Pricing Discretely Monitored Barrier Options under Markov Processes through Markov Chain Approximation

Abstract

The authors propose an explicit closed-form approximation formula for the price of discretely monitored single or double barrier options with an underlying asset that evolves according to a one-dimensional Markov process, which includes diffusion and jump-diffusion processes. The prices and Greeks of a discretely monitored double barrier option are explicitly expressed in terms of rudimentary matrix operations. In addition, this framework may be extended to include additional features of barrier options often encountered in practice—for example, time-dependent barriers and nonuniform monitoring time intervals. They provide numerical examples to demonstrate the accuracy and efficiency of the proposed formula as well as its ability to reproduce existing benchmark results in the relevant literature in a unified framework.

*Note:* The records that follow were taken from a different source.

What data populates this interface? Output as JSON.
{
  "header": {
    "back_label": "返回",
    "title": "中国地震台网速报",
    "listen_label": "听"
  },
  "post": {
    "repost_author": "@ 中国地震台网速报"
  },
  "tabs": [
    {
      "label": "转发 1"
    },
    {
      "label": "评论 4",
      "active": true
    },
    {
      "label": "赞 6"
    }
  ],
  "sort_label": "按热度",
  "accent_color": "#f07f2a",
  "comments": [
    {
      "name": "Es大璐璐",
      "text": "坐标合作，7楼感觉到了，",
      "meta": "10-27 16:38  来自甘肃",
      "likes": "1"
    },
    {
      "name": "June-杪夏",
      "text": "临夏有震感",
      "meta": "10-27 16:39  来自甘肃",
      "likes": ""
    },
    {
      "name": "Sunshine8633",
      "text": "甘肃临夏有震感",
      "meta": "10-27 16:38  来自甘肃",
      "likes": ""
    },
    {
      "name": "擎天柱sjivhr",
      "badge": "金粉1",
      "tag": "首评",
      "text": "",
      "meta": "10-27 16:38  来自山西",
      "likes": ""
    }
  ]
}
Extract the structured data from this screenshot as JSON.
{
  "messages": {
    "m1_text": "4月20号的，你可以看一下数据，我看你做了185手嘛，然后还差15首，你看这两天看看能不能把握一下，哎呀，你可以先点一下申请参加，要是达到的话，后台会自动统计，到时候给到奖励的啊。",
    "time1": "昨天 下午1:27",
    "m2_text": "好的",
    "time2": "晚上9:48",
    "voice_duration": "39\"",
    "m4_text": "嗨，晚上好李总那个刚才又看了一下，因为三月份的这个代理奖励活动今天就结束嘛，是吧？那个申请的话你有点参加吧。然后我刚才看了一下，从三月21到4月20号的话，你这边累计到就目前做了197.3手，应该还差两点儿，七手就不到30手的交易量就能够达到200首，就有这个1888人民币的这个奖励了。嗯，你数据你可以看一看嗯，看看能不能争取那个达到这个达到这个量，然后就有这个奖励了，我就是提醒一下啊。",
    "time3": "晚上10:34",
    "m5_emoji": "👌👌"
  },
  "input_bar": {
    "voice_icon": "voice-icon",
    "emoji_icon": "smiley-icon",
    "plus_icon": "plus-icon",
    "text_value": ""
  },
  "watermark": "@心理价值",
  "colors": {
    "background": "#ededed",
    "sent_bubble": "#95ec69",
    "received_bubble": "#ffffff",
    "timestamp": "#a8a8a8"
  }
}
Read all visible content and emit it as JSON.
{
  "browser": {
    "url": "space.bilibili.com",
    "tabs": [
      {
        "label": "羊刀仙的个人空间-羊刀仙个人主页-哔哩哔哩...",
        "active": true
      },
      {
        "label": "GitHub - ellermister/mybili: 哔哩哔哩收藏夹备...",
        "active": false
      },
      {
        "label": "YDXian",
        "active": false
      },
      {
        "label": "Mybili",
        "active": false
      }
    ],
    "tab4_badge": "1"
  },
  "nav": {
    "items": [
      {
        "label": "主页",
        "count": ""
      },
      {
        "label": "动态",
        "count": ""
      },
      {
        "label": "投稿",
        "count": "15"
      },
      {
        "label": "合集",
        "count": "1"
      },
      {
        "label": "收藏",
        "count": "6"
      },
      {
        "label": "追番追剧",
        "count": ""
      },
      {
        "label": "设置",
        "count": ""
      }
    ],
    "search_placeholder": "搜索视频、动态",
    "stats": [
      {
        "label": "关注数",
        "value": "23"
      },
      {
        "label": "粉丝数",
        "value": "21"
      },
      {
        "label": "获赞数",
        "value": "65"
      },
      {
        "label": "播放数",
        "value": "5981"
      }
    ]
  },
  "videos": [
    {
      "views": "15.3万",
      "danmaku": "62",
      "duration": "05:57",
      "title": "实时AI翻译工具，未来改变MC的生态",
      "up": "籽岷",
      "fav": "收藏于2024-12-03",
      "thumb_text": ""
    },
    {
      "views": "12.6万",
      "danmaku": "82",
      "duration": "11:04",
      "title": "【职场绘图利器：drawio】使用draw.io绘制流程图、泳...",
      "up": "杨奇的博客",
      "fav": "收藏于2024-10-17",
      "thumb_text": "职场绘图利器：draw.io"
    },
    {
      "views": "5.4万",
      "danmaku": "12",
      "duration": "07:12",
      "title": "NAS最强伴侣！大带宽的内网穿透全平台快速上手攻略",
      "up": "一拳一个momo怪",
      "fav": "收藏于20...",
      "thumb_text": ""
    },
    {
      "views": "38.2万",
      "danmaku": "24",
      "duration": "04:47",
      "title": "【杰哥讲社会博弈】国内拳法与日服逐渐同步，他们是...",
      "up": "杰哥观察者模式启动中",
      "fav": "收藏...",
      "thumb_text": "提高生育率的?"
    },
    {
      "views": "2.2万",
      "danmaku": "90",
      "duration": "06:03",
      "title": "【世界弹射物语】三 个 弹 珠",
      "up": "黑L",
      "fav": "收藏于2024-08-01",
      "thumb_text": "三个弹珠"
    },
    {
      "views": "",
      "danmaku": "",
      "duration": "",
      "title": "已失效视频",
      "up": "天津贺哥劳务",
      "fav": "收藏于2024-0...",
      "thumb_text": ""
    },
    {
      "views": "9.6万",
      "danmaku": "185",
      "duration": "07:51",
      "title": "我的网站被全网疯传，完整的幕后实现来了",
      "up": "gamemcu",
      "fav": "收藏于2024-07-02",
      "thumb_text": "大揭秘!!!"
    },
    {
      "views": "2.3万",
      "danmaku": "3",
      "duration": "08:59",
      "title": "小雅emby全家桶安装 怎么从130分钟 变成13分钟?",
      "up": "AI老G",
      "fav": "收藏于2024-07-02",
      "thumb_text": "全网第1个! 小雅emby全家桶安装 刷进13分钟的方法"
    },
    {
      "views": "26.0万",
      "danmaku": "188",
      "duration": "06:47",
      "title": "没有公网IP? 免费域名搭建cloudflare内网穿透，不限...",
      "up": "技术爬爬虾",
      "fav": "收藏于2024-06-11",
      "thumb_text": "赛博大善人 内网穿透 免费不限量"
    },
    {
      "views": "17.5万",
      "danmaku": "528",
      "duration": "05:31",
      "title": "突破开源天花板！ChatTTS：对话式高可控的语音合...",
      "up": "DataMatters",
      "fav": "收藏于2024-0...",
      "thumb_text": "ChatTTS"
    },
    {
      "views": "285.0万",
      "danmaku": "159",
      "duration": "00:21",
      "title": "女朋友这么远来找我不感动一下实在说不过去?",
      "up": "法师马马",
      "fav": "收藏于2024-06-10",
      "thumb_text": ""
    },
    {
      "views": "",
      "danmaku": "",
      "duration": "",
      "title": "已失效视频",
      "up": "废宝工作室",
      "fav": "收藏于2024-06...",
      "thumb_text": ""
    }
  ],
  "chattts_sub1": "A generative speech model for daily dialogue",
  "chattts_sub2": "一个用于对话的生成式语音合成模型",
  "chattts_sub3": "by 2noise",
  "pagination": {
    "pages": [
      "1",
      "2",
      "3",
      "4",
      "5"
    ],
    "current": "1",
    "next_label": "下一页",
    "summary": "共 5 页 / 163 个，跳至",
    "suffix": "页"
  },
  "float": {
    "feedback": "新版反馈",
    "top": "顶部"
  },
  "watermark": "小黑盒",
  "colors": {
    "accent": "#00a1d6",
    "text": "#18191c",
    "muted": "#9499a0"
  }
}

TOPICS: Derivatives, options

Key Findings

• ▪ Markov chain approximations to stochastic processes are used to develop a simple closed-form pricing formula for discretely monitored barrier options.

• ▪ This article explores price and Greek computations within the constant elasticity of a variance model and Merton’s and Kou’s jump-diffusions models.

• ▪ Numerical examples are provided to demonstrate the robustness and accuracy of the pricing technique, both to recreate specialized results in related barrier option literature and to extend to multiple novel settings.